It seems like we could replace the loading phase with:

int start_idx = blockIdx.x * blockDim.x;
support[threadIdx.x] = input[start_idx + threadIdx.x];
if (threadIdx.x >= THREADS_PER_BLK - 2) {
    support[THREADS_PER_BLK] = input[start_idx + THREADS_PER_BLK];
    support[THREADS_PER_BLK + 1] = input[start_idx + THREADS_PER_BLK + 1];

This adds two extra loads from memory, but I think it makes the __syncthreads() call unneeded, since the two threads that depend on the last two values load them themselves before continuing. Is this true, and if so would making this change be worth it?

spilledmilk

The __syncthreads() call is necessary to ensure that the entire support array has been loaded before continuing. Without the synchronization, it is possible for a thread to reach the addition portion of the code without the other threads that it relies on (namely the threads with IDs threadIdx.x + 1 and threadIdx.x + 2) having finished the loading portion yet, and therefore, the addition would add undefined values. The __syncthreads() call removes the possibility of this race condition.

jmnash

This code is similar to the way ISPC is coded because the function convolve itself does not itself show any parallelism (other than the call to __syncthreads, which I will come to later). Instead, it is the sequential code for just one thread in one block. The parallelism is invoked in the call to convolve, with the CUDA parameters <<<N/THREADS_PER_BLK, THREADS_PER_BLK>>>. This is similar to using launch in ISPC.

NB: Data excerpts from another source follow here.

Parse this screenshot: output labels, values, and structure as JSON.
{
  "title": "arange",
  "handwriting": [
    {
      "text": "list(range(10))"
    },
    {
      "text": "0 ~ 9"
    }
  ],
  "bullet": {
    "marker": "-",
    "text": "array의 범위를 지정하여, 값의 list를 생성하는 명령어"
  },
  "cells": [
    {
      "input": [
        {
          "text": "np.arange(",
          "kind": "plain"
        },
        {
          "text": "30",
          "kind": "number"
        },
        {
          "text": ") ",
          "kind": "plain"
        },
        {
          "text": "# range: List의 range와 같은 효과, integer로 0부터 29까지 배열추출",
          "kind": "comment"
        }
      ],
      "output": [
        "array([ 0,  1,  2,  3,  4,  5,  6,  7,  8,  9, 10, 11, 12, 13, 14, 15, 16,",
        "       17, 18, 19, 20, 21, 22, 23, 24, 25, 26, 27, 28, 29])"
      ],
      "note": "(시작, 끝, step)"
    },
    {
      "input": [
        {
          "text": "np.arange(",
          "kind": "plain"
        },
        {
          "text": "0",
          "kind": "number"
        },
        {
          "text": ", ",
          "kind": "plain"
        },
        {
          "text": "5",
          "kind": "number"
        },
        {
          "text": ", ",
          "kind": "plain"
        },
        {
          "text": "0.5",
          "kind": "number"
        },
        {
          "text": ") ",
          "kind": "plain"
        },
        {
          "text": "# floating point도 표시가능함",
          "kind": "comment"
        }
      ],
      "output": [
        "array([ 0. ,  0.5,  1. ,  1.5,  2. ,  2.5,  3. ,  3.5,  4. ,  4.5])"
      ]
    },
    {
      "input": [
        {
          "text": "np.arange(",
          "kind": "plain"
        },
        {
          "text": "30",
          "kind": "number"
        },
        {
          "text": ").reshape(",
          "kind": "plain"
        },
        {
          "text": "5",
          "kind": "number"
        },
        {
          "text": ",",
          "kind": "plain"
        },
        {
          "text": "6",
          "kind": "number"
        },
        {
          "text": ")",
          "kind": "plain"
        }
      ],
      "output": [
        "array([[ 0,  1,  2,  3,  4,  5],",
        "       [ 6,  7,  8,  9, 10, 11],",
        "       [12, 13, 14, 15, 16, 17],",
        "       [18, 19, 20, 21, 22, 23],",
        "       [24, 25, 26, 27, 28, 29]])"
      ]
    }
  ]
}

As for the call to __syncthreads, I don't recall ever seeing any barriers in ISPC programs. Are they also needed and we just didn't see any/I just don't remember it? Or is it that ISPC doesn't need them since it takes care of that stuff for you, and CUDA has a lower abstraction distance than ISPC?

kkz

@jmnash I believe we didn't see barriers in ISPC programs because it was given that the gangs were independent.

eatnow

Assuming my understanding is correct, each instance in an ISPC gang is by definition synchronized, due to the semantics mentioned here

"ISPC guarantees that program instances synchronize after each program sequence point, which is roughly after each statement."

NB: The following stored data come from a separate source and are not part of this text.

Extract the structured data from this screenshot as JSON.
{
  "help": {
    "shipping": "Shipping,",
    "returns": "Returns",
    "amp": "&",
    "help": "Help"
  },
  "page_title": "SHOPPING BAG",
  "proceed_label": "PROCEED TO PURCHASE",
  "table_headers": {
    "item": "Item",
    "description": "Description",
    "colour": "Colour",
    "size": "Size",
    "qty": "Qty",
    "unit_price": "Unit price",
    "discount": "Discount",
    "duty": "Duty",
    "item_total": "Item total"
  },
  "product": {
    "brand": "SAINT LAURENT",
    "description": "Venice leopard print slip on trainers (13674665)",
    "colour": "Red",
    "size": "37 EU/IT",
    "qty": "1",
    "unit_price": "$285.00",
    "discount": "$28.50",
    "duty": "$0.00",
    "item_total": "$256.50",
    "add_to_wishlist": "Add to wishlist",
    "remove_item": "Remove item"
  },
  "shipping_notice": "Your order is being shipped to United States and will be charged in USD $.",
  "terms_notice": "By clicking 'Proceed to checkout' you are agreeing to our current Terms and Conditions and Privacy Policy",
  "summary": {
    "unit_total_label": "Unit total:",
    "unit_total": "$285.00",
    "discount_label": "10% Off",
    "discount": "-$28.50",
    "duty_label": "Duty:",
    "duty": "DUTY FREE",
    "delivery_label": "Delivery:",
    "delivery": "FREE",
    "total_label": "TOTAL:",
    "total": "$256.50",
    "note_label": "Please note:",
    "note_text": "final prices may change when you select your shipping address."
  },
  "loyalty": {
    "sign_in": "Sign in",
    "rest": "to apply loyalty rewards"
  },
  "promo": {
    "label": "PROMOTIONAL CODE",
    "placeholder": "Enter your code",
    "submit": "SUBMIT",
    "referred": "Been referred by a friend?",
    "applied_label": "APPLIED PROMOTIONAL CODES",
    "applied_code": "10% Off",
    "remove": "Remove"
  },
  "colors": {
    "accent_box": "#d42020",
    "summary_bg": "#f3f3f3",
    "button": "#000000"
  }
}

Hence barriers are unnecessary between instances of a gang. As for tasks, my guess is that barriers across ISPC tasks is altogether impossible, since tasks may be run one by one sequentially, and not interleaved.

yetianx

Why it loads data first into a block shared array? Why not directly calculate the result from the input array?

yixinluo

@yetianx Good question! If you look ahead to slide 48, on-chip shared memory is much faster than global memory [reference]. In the 1D convolution example above, you will access each data elements three times per block (spatial locality). If you move the array to block shared memory, you can benefit from this locality such that you don't need to fetch each array element three times from global memory.

tcz

The code only uses the x dimension of the thread and block indices. It seems to me that every row of blocks being utilized in this example would calculate the same thing, as would every row of threads in a block. Why don't we use the other (y) dimension here? Certainly using only x helps illustrate the example better, but is there a more profound reason?

kayvonf

@tcz: This example is a 1D convolution. So there are not multiple rows.

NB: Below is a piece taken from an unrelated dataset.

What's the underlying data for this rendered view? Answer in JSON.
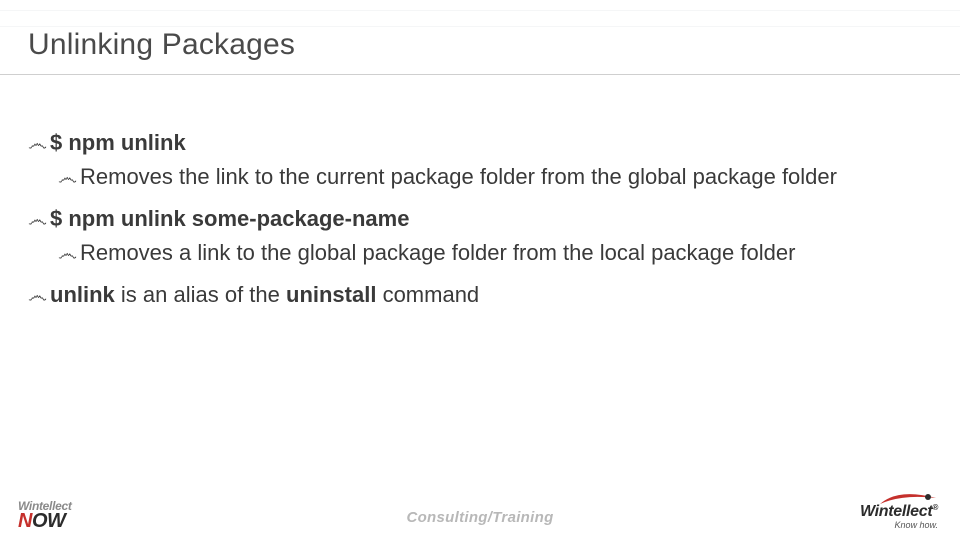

The kernel launch creates N/THREADS_PER_BLOCK blocks, with THREADS_PER_BLOCK threads per block . Since I initialize the launch with 1D values blockDim.y is 0.

LilWaynesFather

Why can we initialize the devInput in the host code? I thought we couldn't touch the handles/pointers that we pass to the kernal functions. Otherwise why do we need to move data between the host and device address spaces like in slide 39?

kayvonf

@LilWaynes: Your understanding is correct. The "properly initialize" comment referred to issuing the appropriate cudaMemcpy call to initialize the device array devInput.